Turkey

Turkey slams EU condemnation of Hagia Sophia move

Turkish, Maltese foreign ministers discuss bilateral and regional issues, including Libya

Davut Demircan and Ali Murat Alhas   | 14.07.2020
Turkey slams EU condemnation of Hagia Sophia move

ANKARA 

Turkey on Tuesday firmly rejected EU condemnations of its decision to turn Hagia Sophia back into a mosque.

“Turkey rejects the words of condemnation used by the EU for turning Hagia Sophia back into a mosque,” said Foreign Minister Mevlut Cavusoglu during a meeting with his Maltese counterpart in the capital Ankara.

“As I stated earlier, if [Josep] Borell, EU foreign policy chief, said ‘it would be better if it didn't open,’ I respect that. If he said “it would be better if it stayed a museum,’ I also respect that,’ but we reject the word ‘condemn’,” said Cavusoglu.

Pointing to the 800-year Moorish heritage in EU member Spain, he added: “In Spain, there are some mosques which were turned into churches. So now shall we say to Spain, ‘convert those back into mosques, we condemn you’?” 

“This is also an issue concerning Turkey's sovereign rights,” he explained.

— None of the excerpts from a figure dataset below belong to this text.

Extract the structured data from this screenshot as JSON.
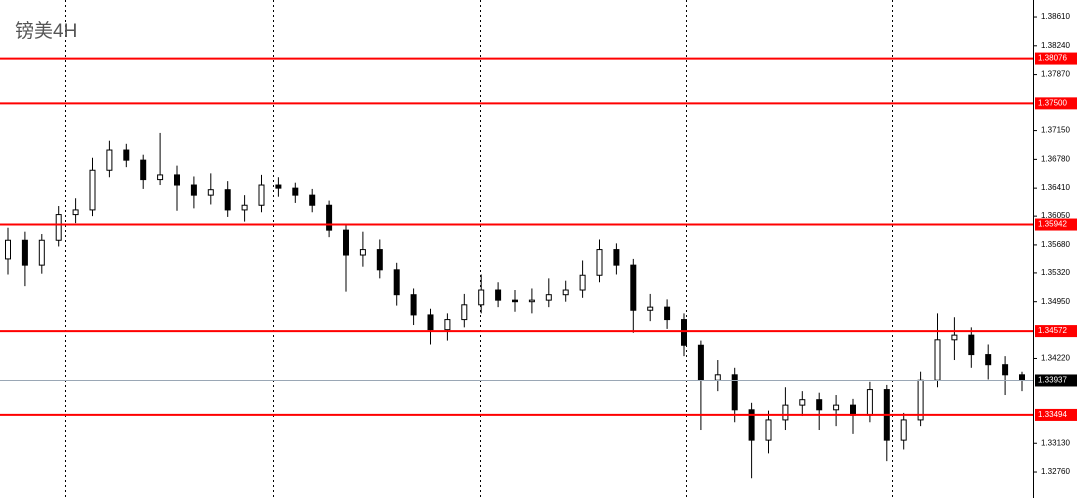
{
  "chart_data": {
    "type": "candlestick",
    "title": "镑美4H",
    "ylim": [
      1.32426,
      1.38829
    ],
    "yticks": [
      {
        "value": 1.3861,
        "label": "1.38610"
      },
      {
        "value": 1.3824,
        "label": "1.38240"
      },
      {
        "value": 1.3787,
        "label": "1.37870"
      },
      {
        "value": 1.3715,
        "label": "1.37150"
      },
      {
        "value": 1.3678,
        "label": "1.36780"
      },
      {
        "value": 1.3641,
        "label": "1.36410"
      },
      {
        "value": 1.3605,
        "label": "1.36050"
      },
      {
        "value": 1.3568,
        "label": "1.35680"
      },
      {
        "value": 1.3532,
        "label": "1.35320"
      },
      {
        "value": 1.3495,
        "label": "1.34950"
      },
      {
        "value": 1.3422,
        "label": "1.34220"
      },
      {
        "value": 1.3313,
        "label": "1.33130"
      },
      {
        "value": 1.3276,
        "label": "1.32760"
      }
    ],
    "levels": [
      {
        "value": 1.38076,
        "label": "1.38076"
      },
      {
        "value": 1.375,
        "label": "1.37500"
      },
      {
        "value": 1.35942,
        "label": "1.35942"
      },
      {
        "value": 1.34572,
        "label": "1.34572"
      },
      {
        "value": 1.33494,
        "label": "1.33494"
      }
    ],
    "current_price": {
      "value": 1.33937,
      "label": "1.33937"
    },
    "level_color": "#ff0000",
    "up_color": "#ffffff",
    "down_color": "#000000",
    "open": [
      1.355,
      1.3574,
      1.3542,
      1.3574,
      1.3607,
      1.3613,
      1.3664,
      1.369,
      1.3677,
      1.3652,
      1.3658,
      1.3645,
      1.3632,
      1.3639,
      1.3613,
      1.3619,
      1.3645,
      1.3641,
      1.3632,
      1.3619,
      1.3587,
      1.3555,
      1.3562,
      1.3536,
      1.3504,
      1.3478,
      1.3459,
      1.3472,
      1.3491,
      1.351,
      1.3497,
      1.3495,
      1.3497,
      1.3504,
      1.351,
      1.3529,
      1.3562,
      1.3542,
      1.3484,
      1.3488,
      1.3472,
      1.3439,
      1.3394,
      1.3401,
      1.3356,
      1.3317,
      1.3343,
      1.3362,
      1.3369,
      1.3356,
      1.3362,
      1.3349,
      1.3382,
      1.3317,
      1.3343,
      1.3394,
      1.3446,
      1.3452,
      1.3427,
      1.3414,
      1.3401
    ],
    "high": [
      1.359,
      1.3585,
      1.3582,
      1.3618,
      1.3628,
      1.368,
      1.3702,
      1.3698,
      1.3684,
      1.3712,
      1.367,
      1.3656,
      1.366,
      1.365,
      1.3632,
      1.3658,
      1.3655,
      1.3648,
      1.364,
      1.3625,
      1.3595,
      1.3585,
      1.3575,
      1.3545,
      1.3512,
      1.3486,
      1.348,
      1.3505,
      1.353,
      1.352,
      1.351,
      1.3512,
      1.3525,
      1.3522,
      1.3548,
      1.3575,
      1.357,
      1.355,
      1.3505,
      1.3498,
      1.348,
      1.3445,
      1.342,
      1.341,
      1.3365,
      1.3355,
      1.3385,
      1.338,
      1.3378,
      1.3375,
      1.337,
      1.3392,
      1.3388,
      1.3352,
      1.3405,
      1.348,
      1.3475,
      1.3462,
      1.344,
      1.3425,
      1.3405
    ],
    "low": [
      1.353,
      1.3515,
      1.3531,
      1.3566,
      1.3596,
      1.3605,
      1.3655,
      1.3668,
      1.364,
      1.3645,
      1.3612,
      1.3615,
      1.362,
      1.3604,
      1.3598,
      1.361,
      1.363,
      1.3622,
      1.361,
      1.3578,
      1.3508,
      1.354,
      1.3525,
      1.349,
      1.3465,
      1.344,
      1.3445,
      1.3462,
      1.348,
      1.3488,
      1.3482,
      1.348,
      1.3488,
      1.3495,
      1.35,
      1.352,
      1.353,
      1.3455,
      1.347,
      1.346,
      1.3425,
      1.333,
      1.338,
      1.334,
      1.3268,
      1.33,
      1.333,
      1.3348,
      1.333,
      1.3335,
      1.3325,
      1.334,
      1.329,
      1.3305,
      1.3335,
      1.3385,
      1.342,
      1.341,
      1.3395,
      1.3375,
      1.338
    ],
    "close": [
      1.3574,
      1.3542,
      1.3574,
      1.3607,
      1.3613,
      1.3664,
      1.369,
      1.3677,
      1.3652,
      1.3658,
      1.3645,
      1.3632,
      1.3639,
      1.3613,
      1.3619,
      1.3645,
      1.3641,
      1.3632,
      1.3619,
      1.3587,
      1.3555,
      1.3562,
      1.3536,
      1.3504,
      1.3478,
      1.3459,
      1.3472,
      1.3491,
      1.351,
      1.3497,
      1.3495,
      1.3497,
      1.3504,
      1.351,
      1.3529,
      1.3562,
      1.3542,
      1.3484,
      1.3488,
      1.3472,
      1.3439,
      1.3394,
      1.3401,
      1.3356,
      1.3317,
      1.3343,
      1.3362,
      1.3369,
      1.3356,
      1.3362,
      1.3349,
      1.3382,
      1.3317,
      1.3343,
      1.3394,
      1.3446,
      1.3452,
      1.3427,
      1.3414,
      1.3401,
      1.3394
    ]
  }
}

On Friday, a Turkish court annulled a 1934 Cabinet decree that had turned Hagia Sophia into a museum, paving the way for its use again as a mosque after an 85-year hiatus. Before 1934 it had been a mosque for nearly 500 years.

Meeting Monday, EU foreign ministers condemned the move.

Eastern Mediterranean issue 

Cavusoglu said Turkey is ready to have a dialogue with all actors in the Eastern Mediterranean region and that disputes in the energy-rich region can be resolved through cooperation. However, he said, Ankara rejects unilateral impositions and sanctions.

Stressing that Turkey will not bow down to anyone in the region, he added that is flexible and ready for collaboration but resolved to take action if need be. 

Cavusoglu said both Turkey and Malta want peace and stability in Libya and the Eastern Mediterranean region, adding that both countries play a role in the context of regional issues. 

Tripoli, Libya’s capital on the Mediterranean, lies just 357 kilometers (222 miles) from Malta.

"Stability in Libya is hugely important for Malta, even Italy, and countries in the northern Mediterranean and southern Europe," said Cavusoglu, adding that negative developments there also impact Malta. 

"Therefore, we understand Malta's concerns very well, primarily about illegal migration and terrorism," he said. 

Cavusoglu stressed that Turkey is ready to engage in dialogue with everyone over the Eastern Mediterranean. 

“I explained that we want to be part of work that will guarantee the rights of everyone, especially the Turkish Cypriots, and provide fair sharing,” he explained. 

“In the past, Turkey was excluded in this regard and forced to take unilateral steps. If everybody is ready for dialogue with Turkey, and the Greek Cypriot administration accepts fairly sharing with the Turkish public, we can solve these matters very easily,” he said. 

Turkey’s ties with Malta 

Cavusoglu said Turkey is the second-largest country investing in Malta, and that the countries beat their 2019 trade volume target of $1 billion, hitting $1.2 billion instead. 

Although the coronavirus pandemic disrupted commercial activities, both countries are preparing to take action in the post-virus era, according to Cavusoglu, saying during the outbreak he spoke on the phone with his Maltese counterpart almost every day.

"Turkey ranks second in terms of investments in Malta. We will further encourage these investments," he said, adding that since Malta trusts Turkish construction companies, they are often awarded such projects.